Classifying MLB Hit Outcomes

In 2015, MLB introduced Statcast to all 30 stadiums. This system monitors player and ball movement and has provided a wealth of new information, in the process introducing many new terms to broadcasting parlance. Two specific terms, exit velocity and launch angle, have been used quite frequently since, with good reason – they’re very evocative of the action happening on the field.

Mike Trout Hitting Metrics
Statcast parameters used in a broadcast

The exit velocity is the speed of the ball off of the bat, the launch angle is the vertical angle off the bat (high values are popups, near-zero values are horizontal, negative values are into the ground). When these started becoming more popular, I found myself thinking quite often, “how do I know if this is good or not?” With exit velocity, it’s fairly easy to conceptualize, but less transparent for launch angle. This led me to try plotting these two variables using hit outcome as a figure of merit. The shown chart uses data from the 2018 season.

Hit outcomes by Launch Angle and Launch Speed
Hit outcomes for various Launch Angles and Exit Velocities

This plot held some interesting trends:

  • A “singles band” stretching from roughly 45 degrees at 65 mph to -10 degrees beyond 100 mph. The former represents a bloop single, the latter is a grounder that shoots past infielders, and this band as a whole encapsulates everything in between.
  • A considerable amount of stochastic singles at low launch speed.
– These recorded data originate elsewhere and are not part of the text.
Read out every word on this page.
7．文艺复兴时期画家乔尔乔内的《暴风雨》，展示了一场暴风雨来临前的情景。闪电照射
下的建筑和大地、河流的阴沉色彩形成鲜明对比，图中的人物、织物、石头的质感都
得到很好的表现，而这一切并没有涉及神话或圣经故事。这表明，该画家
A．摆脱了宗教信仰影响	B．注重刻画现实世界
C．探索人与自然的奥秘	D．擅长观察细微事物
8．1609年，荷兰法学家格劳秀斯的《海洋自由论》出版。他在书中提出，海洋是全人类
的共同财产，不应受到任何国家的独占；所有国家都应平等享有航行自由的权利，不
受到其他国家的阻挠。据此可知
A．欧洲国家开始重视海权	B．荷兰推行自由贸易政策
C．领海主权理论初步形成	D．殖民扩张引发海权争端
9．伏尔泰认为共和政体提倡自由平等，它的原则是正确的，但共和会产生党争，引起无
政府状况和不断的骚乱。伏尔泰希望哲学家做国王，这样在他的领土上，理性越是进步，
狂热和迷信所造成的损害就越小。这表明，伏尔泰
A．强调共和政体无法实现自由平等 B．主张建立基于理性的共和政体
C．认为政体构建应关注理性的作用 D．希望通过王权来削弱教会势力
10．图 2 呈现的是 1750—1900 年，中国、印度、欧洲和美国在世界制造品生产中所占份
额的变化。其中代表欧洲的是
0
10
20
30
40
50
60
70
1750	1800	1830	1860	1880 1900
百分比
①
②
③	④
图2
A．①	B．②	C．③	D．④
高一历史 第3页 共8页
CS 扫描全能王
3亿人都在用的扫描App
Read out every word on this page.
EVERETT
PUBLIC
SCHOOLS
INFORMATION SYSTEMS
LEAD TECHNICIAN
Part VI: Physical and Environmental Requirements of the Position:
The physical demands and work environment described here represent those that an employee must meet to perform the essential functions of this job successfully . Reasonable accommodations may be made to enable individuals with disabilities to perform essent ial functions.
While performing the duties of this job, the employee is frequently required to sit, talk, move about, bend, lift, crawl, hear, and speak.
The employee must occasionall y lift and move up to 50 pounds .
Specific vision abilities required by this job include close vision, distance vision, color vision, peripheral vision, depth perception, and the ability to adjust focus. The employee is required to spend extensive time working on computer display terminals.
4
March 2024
These can correspond to things like bunts against the shifts, infield hits, etc.
  • A pocket for doubles with hard-hit balls (over ~85 mph), generally hit slightly above the horizontal, making it to the deep parts of the outfield.
  • A well-defined home run pocket for hard-hit between 12-50 degrees.

A couple years after making this plot, I was thinking about where I could employ clustering models, and it jumped back to mind. Over the last few months, I’ve worked extensively on modeling this data.

Model Selection

While I approached this problem with clustering in mind, it’s always good to investigate other possible models. For this, I considered k-Nearest Neighbors (kNN) clustering, a Support Vector Classifier (SVC), and a Gradient Boosted Decision Tree (gBDT).

The previous plot looks at launch angle and exit velocity, but this neglects the third spatial dimension. In order to do this, I also included spray angle into the model, which captures horizontal location on the field, then I trained and evaluated each model to see which is most accurate:

Predicted hit outcomes for the various models evaluated with spray angle
Predictions and accuracy for various considered model types

Out of those evaluated, it turns out that tree-based methods perform the best out-of-box (77% accurate), so I chose that as the model-of-choice.

A more extensive discussion of my model selection process can be found here.

Extending this model

In developing this model, I wanted to approach it as I would if I were a team: use parameters that are known in advance, so I could use this model for player evaluation. The two most relevant parameters I looked at were player speed and differences in parks.

Player speeds were scraped from Baseball Savant. Since I’m evaluating on 2018 data, 2017 sprint speeds were assumed to be known and used in the model. For 2018 rookies, the mean sprint speed was imputed. By itself, adding sprint speed only marginally increased the accuracy of this model, but did provide some improvement for accurately discerning extra-base hits, where speed can be very important.

To account for differences in parks, Fangraphs maintains park factor values to parameterize which outcomes are more likely in various parks. At the most granular level, they’re split by park type and handedness. When adding to the model, I consider the handedness of the player I’m evaluating, and add all of the associated values. I again use 2017 park factor values, assuming they were known. These considerably helped the model, particularly discriminating home runs and doubles, improving the accuracy of both.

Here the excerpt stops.